Anne Depetrini, quelle est la place de l’écriture dans ta vie ?

L’écriture a toujours été mon socle. J’écris des débuts d’histoires depuis que je sais tenir un stylo, sans volonté artistique. J’ai été enfant unique, j’ai beaucoup lu car je n’avais rien d’autres à faire ! Et j’ai assez vite compris qu’écrire était une façon de me faire du bien.

Ton livre traite de la thématique de l’emprise au sein d’un couple : as-tu personnellement été concernée par ce sujet ?

Mon livre est une fiction, c’est important pour moi de le rappeler car mon premier livre était autobiographique, et pour celui-ci, je me suis autorisée à sortir de ce qui partait de moi : l’emprise ne m’est pas arrivée dans la vie, même si j’ai pu observer ses mécanismes à l’œuvre dans des couples proches de moi.

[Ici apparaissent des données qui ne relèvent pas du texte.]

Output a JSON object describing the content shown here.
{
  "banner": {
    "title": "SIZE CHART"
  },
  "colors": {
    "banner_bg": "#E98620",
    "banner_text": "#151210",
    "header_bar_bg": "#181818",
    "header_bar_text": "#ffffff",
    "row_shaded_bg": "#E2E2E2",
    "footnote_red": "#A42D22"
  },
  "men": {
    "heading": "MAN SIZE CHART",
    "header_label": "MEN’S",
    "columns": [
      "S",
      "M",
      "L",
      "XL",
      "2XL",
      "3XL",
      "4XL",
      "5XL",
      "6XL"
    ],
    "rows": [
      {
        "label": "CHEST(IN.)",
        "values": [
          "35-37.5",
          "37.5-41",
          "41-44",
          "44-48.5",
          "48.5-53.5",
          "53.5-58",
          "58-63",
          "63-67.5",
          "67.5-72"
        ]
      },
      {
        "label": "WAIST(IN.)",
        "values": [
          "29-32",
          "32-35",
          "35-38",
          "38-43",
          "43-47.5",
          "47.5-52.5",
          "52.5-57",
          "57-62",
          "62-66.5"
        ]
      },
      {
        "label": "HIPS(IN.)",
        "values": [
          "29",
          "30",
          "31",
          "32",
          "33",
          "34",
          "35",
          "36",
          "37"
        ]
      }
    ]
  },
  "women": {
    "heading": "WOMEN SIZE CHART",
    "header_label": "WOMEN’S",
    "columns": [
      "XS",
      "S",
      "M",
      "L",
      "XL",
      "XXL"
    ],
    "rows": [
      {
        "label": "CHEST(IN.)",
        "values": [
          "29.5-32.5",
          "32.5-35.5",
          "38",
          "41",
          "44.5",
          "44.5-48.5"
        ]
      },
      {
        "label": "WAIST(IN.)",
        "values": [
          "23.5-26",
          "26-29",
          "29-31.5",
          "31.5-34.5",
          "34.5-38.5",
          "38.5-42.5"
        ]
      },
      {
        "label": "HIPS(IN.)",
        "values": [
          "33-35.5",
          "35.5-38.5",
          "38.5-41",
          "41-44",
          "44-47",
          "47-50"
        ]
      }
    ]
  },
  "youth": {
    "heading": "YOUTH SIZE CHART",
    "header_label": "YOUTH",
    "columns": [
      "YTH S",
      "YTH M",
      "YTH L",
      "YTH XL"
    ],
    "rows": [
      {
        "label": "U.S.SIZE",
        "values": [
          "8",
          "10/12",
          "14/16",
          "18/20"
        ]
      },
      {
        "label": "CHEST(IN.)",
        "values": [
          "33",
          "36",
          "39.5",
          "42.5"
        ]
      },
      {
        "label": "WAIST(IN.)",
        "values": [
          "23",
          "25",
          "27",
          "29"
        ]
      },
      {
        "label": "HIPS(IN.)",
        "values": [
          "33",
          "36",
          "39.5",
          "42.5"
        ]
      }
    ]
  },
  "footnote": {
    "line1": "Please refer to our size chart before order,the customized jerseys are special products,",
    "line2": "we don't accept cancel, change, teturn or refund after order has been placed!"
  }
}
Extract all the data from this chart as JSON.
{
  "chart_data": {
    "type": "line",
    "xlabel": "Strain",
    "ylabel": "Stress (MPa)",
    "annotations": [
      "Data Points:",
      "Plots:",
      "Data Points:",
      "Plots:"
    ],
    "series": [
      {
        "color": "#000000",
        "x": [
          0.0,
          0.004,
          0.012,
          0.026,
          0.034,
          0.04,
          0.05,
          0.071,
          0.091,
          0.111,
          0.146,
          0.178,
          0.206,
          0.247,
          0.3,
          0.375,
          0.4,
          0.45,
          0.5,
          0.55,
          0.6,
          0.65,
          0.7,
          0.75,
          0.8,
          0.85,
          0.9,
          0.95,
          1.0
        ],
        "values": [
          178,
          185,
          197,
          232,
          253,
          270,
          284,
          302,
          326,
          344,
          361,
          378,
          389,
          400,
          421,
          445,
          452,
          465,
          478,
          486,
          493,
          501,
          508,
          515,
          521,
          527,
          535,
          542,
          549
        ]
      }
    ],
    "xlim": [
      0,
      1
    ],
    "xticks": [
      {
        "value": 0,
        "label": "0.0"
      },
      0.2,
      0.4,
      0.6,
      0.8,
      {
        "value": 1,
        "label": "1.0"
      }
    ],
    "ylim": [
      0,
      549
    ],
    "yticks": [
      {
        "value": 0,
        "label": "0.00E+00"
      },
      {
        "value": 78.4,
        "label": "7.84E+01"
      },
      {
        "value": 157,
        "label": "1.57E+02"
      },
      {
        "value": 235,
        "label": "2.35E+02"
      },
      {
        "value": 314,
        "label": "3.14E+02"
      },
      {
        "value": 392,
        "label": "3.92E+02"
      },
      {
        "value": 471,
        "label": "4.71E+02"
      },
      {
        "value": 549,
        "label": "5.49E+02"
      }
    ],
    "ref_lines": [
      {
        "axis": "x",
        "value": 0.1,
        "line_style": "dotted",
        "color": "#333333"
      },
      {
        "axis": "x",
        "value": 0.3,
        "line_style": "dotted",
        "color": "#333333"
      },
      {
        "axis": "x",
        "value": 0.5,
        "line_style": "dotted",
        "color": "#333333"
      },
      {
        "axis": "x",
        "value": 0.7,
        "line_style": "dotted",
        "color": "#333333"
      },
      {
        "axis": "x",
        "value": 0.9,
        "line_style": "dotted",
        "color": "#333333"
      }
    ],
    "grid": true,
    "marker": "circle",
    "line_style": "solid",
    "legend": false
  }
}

Elle m’a toujours interrogée, même fascinée : qu’est-ce qui se met en place dans une relation d’emprise ?

La société telle qu’elle est aujourd’hui ne serait-elle pas une machine à fabriquer des petites filles et des femmes possiblement sous emprise ?

Anne Depetrini

Je sais que ce n’est pas une épidémie mais le fait de brider notre spontanéité en tant que petite fille puis adolescente et femme, de nous tenir sous contrôle, de nous faire comprendre qu’on existe qu’au travers du regard des hommes, qu’on n’est pas complète tant qu’on n’a pas un homme à nos cotés… ne fait-il pas de nous des candidates privilégiées à l’emprise ?

Anne Depetrini

J’ai le sentiment que les femmes de ma génération ont ingéré ces injonctions sans les questionner : comme si ces comportements qu’on exigeait de nous relevaient de la nature des choses. A l’inverse, j’ai deux filles adolescentes qui questionnent notre société patriarcale et quand je leur raconte ce que j’ai pu vivre – la misogynie, le paternalisme notamment dans le travail – elle me répondent « Mais tu étais ok avec ça ? » Et je leur avoue que je ne me posais même pas la question.

Avec ce livre, je voulais remonter aux sources de l’emprise : ce sont toutes les injonctions faites aux femmes qui font de nous des proies.

Anne Depetrini

Dans ton livre, un passage m’a marquée : ton héroïne explique qu’elle reste avec son compagnon à cause d’une « sécurité enclenchée » qu’elle active elle-même. Pourquoi parler de « sécurité » alors que justement on touche plutôt à sa mise en danger ?

Je voulais justement essayer d’expliquer toute l’ambivalence de l’emprise : les femmes sous emprise d’un homme ne sont pas enfermées à la cave avec des menottes, pourquoi ne tentent-elles pas de s’enfuir ? Pourquoi restent-elles dans ce qu’elles pensent être une situation plus sûre pour elles ?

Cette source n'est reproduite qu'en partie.